Friday, June 14, 2013

Zakat Zaman Klasik dan Sekarang


Pengertian Zakat
Zakat menurut Bahasa berarti tumbuh, kesuburan, berkembang, atau bertambah. Pada Q.S. At-Taubah zakat diartikan sebagai membersihkan atau mensucikan. Menurut Hukum Islam (istilah syara’), zakat adalah nama bagi suatu pengambilan tertentu dari harta yang tertentu, menurut sifat-sifat yang tertentu dan untuk diberikan kepada golongan tertentu. Selain itu, ada istilah shadaqah dan infaq, sebagian ulama fiqh, mengatakan bahwa sadaqah wajib dinamakan zakat, sedang sadaqah sunnah dinamakan infaq. Sebagian yang lain mengatakan infaq wajib dinamakan zakat, sedangkan infaq sunnah dinamakan shadaqah.

Zakat Pra-Islam
Menurut Yusuf Al-Qadharawi, kegiatan yang dilakukan yang berbentuk seperti zakat telah sejak jaman dahulu kala, baik di kalangan umat beragama maupun tidak. Hal ini terjadi atas adanya pandangan hidup di kalangan masyarakat saat itu bahwa meninggalkan kesenangan duniawi merupakan perbuatan terpuji dan bersifat kesalehan. Sebaliknya, memiliki kekayaan duniawi akan menghalangi orang untuk memperoleh kebahagiaan hidup di surga.

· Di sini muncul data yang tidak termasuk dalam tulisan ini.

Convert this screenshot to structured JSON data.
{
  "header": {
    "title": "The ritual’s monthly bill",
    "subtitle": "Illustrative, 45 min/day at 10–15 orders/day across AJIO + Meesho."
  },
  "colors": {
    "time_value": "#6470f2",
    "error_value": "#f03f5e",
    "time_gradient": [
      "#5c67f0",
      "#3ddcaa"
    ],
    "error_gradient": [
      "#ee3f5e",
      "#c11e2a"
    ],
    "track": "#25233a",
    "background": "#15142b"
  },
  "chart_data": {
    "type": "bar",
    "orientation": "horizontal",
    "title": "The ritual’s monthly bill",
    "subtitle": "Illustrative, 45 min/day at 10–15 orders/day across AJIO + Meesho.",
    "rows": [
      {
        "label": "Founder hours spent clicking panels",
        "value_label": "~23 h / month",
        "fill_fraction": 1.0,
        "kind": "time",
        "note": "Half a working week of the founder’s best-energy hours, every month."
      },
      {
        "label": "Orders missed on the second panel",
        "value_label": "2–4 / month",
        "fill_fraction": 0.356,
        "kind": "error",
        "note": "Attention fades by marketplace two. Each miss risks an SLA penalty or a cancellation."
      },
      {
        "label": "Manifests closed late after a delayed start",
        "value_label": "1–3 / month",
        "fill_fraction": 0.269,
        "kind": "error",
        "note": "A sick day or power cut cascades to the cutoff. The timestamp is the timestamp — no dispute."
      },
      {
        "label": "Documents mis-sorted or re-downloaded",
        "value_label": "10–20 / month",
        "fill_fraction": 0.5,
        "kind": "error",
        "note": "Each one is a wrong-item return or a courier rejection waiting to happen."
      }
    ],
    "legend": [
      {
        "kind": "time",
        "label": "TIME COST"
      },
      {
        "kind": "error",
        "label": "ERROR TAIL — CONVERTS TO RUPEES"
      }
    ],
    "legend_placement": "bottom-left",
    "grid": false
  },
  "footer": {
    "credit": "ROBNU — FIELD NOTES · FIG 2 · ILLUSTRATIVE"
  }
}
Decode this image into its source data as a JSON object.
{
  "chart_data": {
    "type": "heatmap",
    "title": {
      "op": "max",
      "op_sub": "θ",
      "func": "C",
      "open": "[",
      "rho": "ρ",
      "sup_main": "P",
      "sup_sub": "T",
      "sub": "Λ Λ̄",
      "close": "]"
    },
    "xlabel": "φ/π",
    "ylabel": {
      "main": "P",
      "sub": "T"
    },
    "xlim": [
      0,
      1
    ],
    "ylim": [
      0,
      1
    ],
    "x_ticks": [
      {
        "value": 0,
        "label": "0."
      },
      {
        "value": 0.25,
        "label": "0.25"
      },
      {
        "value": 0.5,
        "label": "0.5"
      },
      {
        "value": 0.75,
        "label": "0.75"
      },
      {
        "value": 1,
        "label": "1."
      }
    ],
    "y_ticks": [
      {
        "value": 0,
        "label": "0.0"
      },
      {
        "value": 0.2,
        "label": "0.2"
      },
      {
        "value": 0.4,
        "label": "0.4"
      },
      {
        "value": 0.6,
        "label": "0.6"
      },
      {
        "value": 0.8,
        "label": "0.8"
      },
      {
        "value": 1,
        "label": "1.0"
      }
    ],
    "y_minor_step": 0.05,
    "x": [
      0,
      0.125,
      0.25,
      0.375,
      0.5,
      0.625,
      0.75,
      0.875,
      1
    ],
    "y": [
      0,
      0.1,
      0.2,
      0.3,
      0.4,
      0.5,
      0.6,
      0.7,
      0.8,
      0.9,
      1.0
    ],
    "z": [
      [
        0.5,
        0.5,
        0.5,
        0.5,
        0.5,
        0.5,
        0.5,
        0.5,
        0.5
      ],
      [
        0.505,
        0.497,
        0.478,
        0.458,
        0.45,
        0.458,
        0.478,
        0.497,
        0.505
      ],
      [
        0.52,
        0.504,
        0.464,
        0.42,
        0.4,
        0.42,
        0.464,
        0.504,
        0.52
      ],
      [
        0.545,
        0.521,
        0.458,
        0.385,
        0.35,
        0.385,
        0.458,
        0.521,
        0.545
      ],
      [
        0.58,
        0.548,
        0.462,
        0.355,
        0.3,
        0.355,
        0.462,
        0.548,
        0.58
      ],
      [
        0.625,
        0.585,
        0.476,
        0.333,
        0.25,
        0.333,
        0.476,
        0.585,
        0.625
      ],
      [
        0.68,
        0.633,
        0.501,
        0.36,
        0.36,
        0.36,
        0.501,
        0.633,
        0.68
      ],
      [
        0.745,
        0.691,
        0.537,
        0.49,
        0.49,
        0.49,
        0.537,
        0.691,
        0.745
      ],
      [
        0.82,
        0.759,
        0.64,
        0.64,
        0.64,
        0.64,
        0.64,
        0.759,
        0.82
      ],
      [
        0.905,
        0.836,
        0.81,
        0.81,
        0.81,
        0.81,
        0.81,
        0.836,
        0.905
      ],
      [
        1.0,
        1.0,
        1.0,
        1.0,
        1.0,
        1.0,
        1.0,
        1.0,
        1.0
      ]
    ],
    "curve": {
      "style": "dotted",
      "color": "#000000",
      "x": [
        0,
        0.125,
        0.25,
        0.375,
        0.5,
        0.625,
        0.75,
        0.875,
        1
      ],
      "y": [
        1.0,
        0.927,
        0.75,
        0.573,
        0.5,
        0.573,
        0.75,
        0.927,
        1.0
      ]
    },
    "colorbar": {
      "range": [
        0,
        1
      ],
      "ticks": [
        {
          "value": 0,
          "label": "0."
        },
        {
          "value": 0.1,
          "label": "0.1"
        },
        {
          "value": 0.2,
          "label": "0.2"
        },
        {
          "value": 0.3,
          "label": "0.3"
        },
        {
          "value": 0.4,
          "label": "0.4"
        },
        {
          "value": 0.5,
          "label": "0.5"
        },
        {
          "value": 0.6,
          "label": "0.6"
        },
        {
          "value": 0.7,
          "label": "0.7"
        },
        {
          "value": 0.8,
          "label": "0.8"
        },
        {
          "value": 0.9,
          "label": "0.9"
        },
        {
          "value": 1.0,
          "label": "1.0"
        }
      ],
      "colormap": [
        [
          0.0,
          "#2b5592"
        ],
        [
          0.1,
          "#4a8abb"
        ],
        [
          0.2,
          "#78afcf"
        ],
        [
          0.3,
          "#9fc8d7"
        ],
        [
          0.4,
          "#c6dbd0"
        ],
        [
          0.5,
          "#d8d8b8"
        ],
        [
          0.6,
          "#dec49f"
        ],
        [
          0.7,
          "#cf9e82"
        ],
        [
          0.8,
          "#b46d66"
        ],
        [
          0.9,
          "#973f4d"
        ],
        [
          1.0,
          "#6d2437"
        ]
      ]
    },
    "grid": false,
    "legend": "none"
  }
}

Di lembah eufrat (Tigris) sekitar 4000 tahun Sebelum Masehi (SM) ditemukan seorang tokoh yang punya kepedulian dalam masalah sosial. Namanya Hammurabi, orang pertama yang menyusun peraturan-peraturan tertulis–dan masih bisa dibaca sekarang ini–berkata bahwa Tuhan mengirimnya ke dunia ini untuk mencegah orang-orang kaya bertindak sewenang-wenang terhadap orang lemah, membimbing manusia, dan menciptakan kemakmuran buat umat manusia.
Beribu tahun sebelum masehi, seperti dikatakan Karel Sjobanz, orang Mesir kuno selalu merasa menyandang tugas agama sehingga mengatakan, ”Orang lapar, aku beri roti. Orang yang tidak berpakaian, kuberi pakaian. Kubimbing kedua tangan orang-orang yang tidak mampu berjalan ke seberang dan aku adalah ayah bagi anak-anak yatim, suami bagi janda-janda, dan tempat menyelamatkan diri bagi orang-orang yang tertimpa hujan badai.”
Dalam syariat Nabi Musa AS, zakat sudah dikenal, tetapi hanya dikenakan terhadap kekayaan yang berupa binatang ternak, seperti sapi, kambing, dan unta. Zakat yang wajib dikeluarkan adalah 10 persen dari  nisab yang ditentukan. Dalam kitab Taurat juga disebutkan, ”Barang siapa menyumbat telinganya akan tangis orang miskin, ia pun kelak akan berteriak, tetapi tiada yang mendengar akan suaranya. Dengan persembahan yang sembunyi, orang akan memadamkan murka. Orang yang baik matanya itu akan diberkati karena ia telah memberikan rotinya kepada orang miskin.” (Taurat, surat Amsal pasal 21-22).
Bangsa Arab jahiliyah mengenal sistem sedekah khusus, sebagaimana disebutkan dalam Q.S. Al-An’am ayat 136. “Dan, mereka memperuntukkan bagi Allah satu bagian dari tanaman dan ternak yang telah diciptakan Allah, lalu mereka berkata, sesuai dengan persangkaan mereka, ‘Ini untuk Allah dan ini untuk berhala-berhala kami’ Maka, saji-sajian yang diperuntukkan bagi berhala-berhala mereka tidak sampai kepada Allah dan yang diperuntukkan bagi Allah akan sampai kepada berhala-berhala mereka. Amat buruklah ketetapan mereka itu.”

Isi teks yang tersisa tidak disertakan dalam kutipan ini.